Nickel-chromium alloys or tungsten alloys are often used for this purpose because they last longer. Tungsten is the same metal use to make the filaments of light bulbs.

Battery life is limited. Most foam cutting tools use a transformer to convert the city electricity (110 volts or 220 volts) to safe low voltage electricity of about 5 volts for the heat element.

In this image we are using an old computer power supply for our foam cutting tool. Computer power supply gets the home electricity and converts it to DC (Direct Current) 5 and 12 volts. Black wires are for ground. Red wires are 5 volts. Yellow wires are 12 volts. We used one red and one black wire to have 5 volts. Not everyone has access to an old computer power supply. Small 6 volt transformers can be purchased from local hardware stores and they usually work well.

Materials and Equipment:

Following is a suggested list of material for experiment number 1.

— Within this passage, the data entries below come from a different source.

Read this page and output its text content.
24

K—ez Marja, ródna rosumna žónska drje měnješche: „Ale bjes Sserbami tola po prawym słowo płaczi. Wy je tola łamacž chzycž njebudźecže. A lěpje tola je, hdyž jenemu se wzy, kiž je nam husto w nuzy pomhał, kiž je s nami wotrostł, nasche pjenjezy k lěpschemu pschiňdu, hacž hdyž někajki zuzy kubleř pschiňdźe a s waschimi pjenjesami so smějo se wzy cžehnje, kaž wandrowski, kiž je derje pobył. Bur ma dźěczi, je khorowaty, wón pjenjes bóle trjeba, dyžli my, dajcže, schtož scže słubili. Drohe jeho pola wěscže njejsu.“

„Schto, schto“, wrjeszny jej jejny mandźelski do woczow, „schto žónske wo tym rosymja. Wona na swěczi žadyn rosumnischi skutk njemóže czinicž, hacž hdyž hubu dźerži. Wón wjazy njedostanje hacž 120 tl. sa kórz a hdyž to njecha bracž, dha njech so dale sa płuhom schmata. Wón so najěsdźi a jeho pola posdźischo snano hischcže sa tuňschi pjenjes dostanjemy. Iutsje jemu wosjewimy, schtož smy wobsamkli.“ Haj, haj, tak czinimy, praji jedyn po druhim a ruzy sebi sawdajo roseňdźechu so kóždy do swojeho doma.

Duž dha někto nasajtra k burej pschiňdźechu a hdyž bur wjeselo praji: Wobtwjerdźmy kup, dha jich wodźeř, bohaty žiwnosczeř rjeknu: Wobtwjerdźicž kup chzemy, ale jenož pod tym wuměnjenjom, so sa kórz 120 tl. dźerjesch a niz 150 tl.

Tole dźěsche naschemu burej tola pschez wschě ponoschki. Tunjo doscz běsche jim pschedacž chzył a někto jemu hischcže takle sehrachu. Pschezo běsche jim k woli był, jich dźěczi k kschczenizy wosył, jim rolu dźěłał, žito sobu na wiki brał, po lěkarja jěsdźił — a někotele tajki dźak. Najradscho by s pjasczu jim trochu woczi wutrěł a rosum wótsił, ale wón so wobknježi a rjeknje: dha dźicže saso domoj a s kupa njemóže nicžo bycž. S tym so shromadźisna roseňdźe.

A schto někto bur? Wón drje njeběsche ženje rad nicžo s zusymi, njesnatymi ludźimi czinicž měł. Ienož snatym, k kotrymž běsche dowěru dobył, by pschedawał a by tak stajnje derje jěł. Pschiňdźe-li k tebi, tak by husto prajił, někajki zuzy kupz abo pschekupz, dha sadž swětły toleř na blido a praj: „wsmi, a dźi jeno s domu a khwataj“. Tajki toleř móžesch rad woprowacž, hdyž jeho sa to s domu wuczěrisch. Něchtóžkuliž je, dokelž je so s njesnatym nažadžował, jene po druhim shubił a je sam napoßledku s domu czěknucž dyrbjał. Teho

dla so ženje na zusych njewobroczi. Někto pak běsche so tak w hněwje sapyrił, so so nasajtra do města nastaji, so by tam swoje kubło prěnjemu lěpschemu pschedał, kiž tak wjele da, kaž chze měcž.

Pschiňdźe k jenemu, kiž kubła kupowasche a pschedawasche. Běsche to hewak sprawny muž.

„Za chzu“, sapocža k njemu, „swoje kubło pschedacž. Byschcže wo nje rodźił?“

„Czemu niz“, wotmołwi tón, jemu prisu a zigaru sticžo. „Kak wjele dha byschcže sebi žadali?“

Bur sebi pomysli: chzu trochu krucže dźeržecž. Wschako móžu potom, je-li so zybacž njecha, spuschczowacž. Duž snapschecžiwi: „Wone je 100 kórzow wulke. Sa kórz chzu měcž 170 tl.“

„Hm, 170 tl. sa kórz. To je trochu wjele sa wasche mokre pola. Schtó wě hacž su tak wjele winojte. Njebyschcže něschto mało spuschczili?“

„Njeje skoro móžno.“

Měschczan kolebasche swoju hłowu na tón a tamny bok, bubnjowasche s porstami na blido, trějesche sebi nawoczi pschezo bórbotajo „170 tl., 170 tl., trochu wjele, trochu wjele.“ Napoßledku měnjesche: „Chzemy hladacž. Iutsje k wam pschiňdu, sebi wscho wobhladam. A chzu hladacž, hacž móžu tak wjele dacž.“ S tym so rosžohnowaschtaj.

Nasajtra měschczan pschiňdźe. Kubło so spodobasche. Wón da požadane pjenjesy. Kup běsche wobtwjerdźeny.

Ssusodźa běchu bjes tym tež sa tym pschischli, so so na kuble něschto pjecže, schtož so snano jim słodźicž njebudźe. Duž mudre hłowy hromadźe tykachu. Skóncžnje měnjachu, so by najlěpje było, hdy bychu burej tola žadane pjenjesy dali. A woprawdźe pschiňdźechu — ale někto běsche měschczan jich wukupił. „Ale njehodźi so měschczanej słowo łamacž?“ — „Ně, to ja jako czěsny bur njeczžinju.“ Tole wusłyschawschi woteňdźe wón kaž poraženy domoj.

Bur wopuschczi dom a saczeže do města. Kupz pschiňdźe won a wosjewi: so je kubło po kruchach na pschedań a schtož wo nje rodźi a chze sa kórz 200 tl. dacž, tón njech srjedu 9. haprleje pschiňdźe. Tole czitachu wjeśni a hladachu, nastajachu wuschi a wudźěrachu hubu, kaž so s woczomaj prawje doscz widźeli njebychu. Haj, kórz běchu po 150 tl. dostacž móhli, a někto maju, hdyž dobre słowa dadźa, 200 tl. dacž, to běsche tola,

  • Large 6-volt battery known as lantern battery
  • 2 identical glass thermometers
  • Very thin wire
  • Wooden board
  • plastic rod or tube (such as a pen) or wood dowel
  • Test tube

Results of Experiment (Observation):

Experiments are often done in series. A series of experiments can be done by changing one variable a different amount each time. A series of experiments is made up of separate experimental “runs.” During each run you make a measurement of how much the variable affected the system under study. For each run, a different amount of change in the variable is used. This produces a different amount of response in the system. You measure this response, or record data, in a table for this purpose. This is considered “raw data” since it has not been processed or interpreted yet. When raw data gets processed mathematically, for example, it becomes results.


No calculation is required for this project.

Summary of Results:

Summarize what happened. This can be in the form of a table of processed numerical data, or graphs. It could also be a written statement of what occurred during experiments.

It is from calculations using recorded data that tables and graphs are made. Studying tables and graphs, we can see trends that tell us how different variables cause our observations. Based on these trends, we can draw conclusions about the system under study. These conclusions help us confirm or deny our original hypothesis. Often, mathematical equations can be made from graphs. These equations allow us to predict how a change will affect the system without the need to do additional experiments. Advanced levels of experimental science rely heavily on graphical and mathematical analysis of data. At this level, science becomes even more interesting and powerful.


Using the trends in your experimental data and your experimental observations, try to answer your original questions. Is your hypothesis correct? Now is the time to pull together what happened, and assess the experiments you did.

Related Questions & Answers:

What you have learned may allow you to answer other questions. Many questions are related. Several new questions may have occurred to you while doing experiments. You may now be able to understand or verify things that you discovered when gathering information for the project. Questions lead to more questions, which lead to additional hypothesis that need to be tested.

Possible Errors:

If you did not observe anything different than what happened with your control, the variable you changed may not affect the system you are investigating. If you did not observe a consistent, reproducible trend in your series of experimental runs there may be experimental errors affecting your results. The first thing to check is how you are making your measurements. Is the measurement method questionable or unreliable? Maybe you are reading a scale incorrectly, or maybe the measuring instrument is working erratically.

If you determine that experimental errors are influencing your results, carefully rethink the design of your experiments. Review each step of the procedure to find sources of potential errors. If possible, have a scientist review the procedure with you. Sometimes the designer of an experiment can miss the obvious.